George is aghast at this, and by the Eloi's compliance; when a herd of Eloi is beckoned (including a comely Eloi he has become besotted with (played by Yvette Mimieux), he invades the Morlock Masonic and goes all "Spartacus" on them, inspiring a revolt against the Morlocks and saving the Eloi to return to a life of..."whatever" (that's exactly what they seem to be returning to...a life of "what-everrr") Despite his feelings for "Weena"—as he calls her—he decides to power up his time-machine and return to his present time...for a time, anyway.
It's a good little adaptation of the Wells book, full of fine antiquated period detail and adolescent thrills—if you're not thinking about it too much—which is a mark of the films of George Pal, ever-concerned with the whiz-bang image (effects are usually done in brisk stop-motion sequences) and, if there's a message, best to leave it immersed in sub-text or the basic DNA of the source. And Rod Taylor fit the bill for the type of just-charismatic-enough-for-the-budget star. Taylor hailed from Australia—adept enough that you'd never know it from the expert lack of accent (you could swear he was Canadian!), filtered down by years of stage, film and television work (this was his first starring role)—and makes a fine adventurer to identify with.

The film was remade in 2002 with Guy Pearce, and Nicholas Meyer made an excellent "cousin" film, Time After Time, in 1979. We'll be looking at the latter...some time.
Now, a final note about time-travel: don't dress lightly. 

The trouble with the depictions that we've seen is that they're a bit myopic—at least according to professional physics buzz-kill Dr. Neil Degrass Tyson. All time machines we've seen have been neatly rooted to the ground (at least, The Time Machine acknowledged that the very surroundings that it existed on would change over time). But, even as we're moving through time, so is the Earth. So is the Universe. 

But let's simplify it.
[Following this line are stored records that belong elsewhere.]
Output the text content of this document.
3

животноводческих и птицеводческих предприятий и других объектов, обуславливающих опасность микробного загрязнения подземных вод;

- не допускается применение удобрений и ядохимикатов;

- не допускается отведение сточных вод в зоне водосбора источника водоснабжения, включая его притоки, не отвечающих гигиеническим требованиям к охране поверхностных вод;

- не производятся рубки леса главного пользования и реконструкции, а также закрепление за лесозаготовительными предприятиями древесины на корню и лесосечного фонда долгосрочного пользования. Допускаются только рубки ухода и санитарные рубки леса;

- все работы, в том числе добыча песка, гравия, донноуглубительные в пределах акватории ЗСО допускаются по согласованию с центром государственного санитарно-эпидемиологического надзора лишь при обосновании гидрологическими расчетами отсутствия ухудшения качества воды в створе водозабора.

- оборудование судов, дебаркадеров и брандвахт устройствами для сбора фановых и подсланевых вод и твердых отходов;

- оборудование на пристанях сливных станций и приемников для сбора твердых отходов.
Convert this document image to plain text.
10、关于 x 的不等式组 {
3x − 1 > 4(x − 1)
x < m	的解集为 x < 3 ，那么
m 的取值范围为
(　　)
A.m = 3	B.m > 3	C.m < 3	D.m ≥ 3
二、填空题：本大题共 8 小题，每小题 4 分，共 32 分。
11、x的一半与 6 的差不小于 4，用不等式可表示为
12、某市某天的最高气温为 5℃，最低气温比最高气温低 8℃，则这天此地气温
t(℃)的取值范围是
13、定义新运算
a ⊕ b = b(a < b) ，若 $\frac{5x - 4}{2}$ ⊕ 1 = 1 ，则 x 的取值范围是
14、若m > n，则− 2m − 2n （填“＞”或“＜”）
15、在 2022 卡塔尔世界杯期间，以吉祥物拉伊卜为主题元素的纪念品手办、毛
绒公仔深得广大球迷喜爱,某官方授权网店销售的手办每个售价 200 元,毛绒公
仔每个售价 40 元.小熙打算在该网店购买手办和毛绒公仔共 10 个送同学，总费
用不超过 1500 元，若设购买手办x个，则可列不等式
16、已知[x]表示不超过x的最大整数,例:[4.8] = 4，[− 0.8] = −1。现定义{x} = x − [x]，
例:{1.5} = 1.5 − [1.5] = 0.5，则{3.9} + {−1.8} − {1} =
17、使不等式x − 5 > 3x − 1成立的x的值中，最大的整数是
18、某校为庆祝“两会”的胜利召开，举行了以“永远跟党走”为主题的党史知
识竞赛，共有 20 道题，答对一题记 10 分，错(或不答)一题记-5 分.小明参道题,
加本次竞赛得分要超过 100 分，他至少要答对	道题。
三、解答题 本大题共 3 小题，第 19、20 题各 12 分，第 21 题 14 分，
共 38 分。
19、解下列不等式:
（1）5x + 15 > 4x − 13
In the same way that a plane has to aim for the spot its destination will be at the time of arrival, you also have to do on a more cosmic scale. The Earth travels in its orbit around the sun at 29.78 km/s. So, that means if we wanted to travel, let's say, a day in the future, we should take a rocket to the point where the Earth would be in 24 hours, which would be 1,598,784 miles down the ecliptic. Say we did travel 24 hours in time; without compensating for the constant movement of the Universe, we would end our time-journey with the Earth "'way over there", and we'd be gasping for air before our lungs would explode...because we'd be in space.

Always wear a space-suit when time travelling, kids (and take PLENTY of oxygen) because you may know WHEN you'll show up, but you might not know WHERE.
"Missed it by that much..."


* Michael Crichton's "Timeline" proposed a simpler, more catastrophic solution to time-travel; it can't exist. "Time" doesn't flow as is the conception of pre-quantum time-travel stories—"Time doesn't pass; we pass" says a tech in it—and that what has been more romantically termed "time travel" is actually space-travel to another dimension in the multi-verse that has branched off. One could "travel" to those alternative branches by atomizing the human body and, upon reaching that dimension, reconstructing the physical form from its genetic map. Sounds really, really complicated, but, again, it worked "so well" on "Star Trek." 
Transporter accident as imagined by the late, great Mort Drucker
* I didn't know this until I was doing some research on Pal, but he was trying to get a "Logan's Run" adaptation as early as 1968.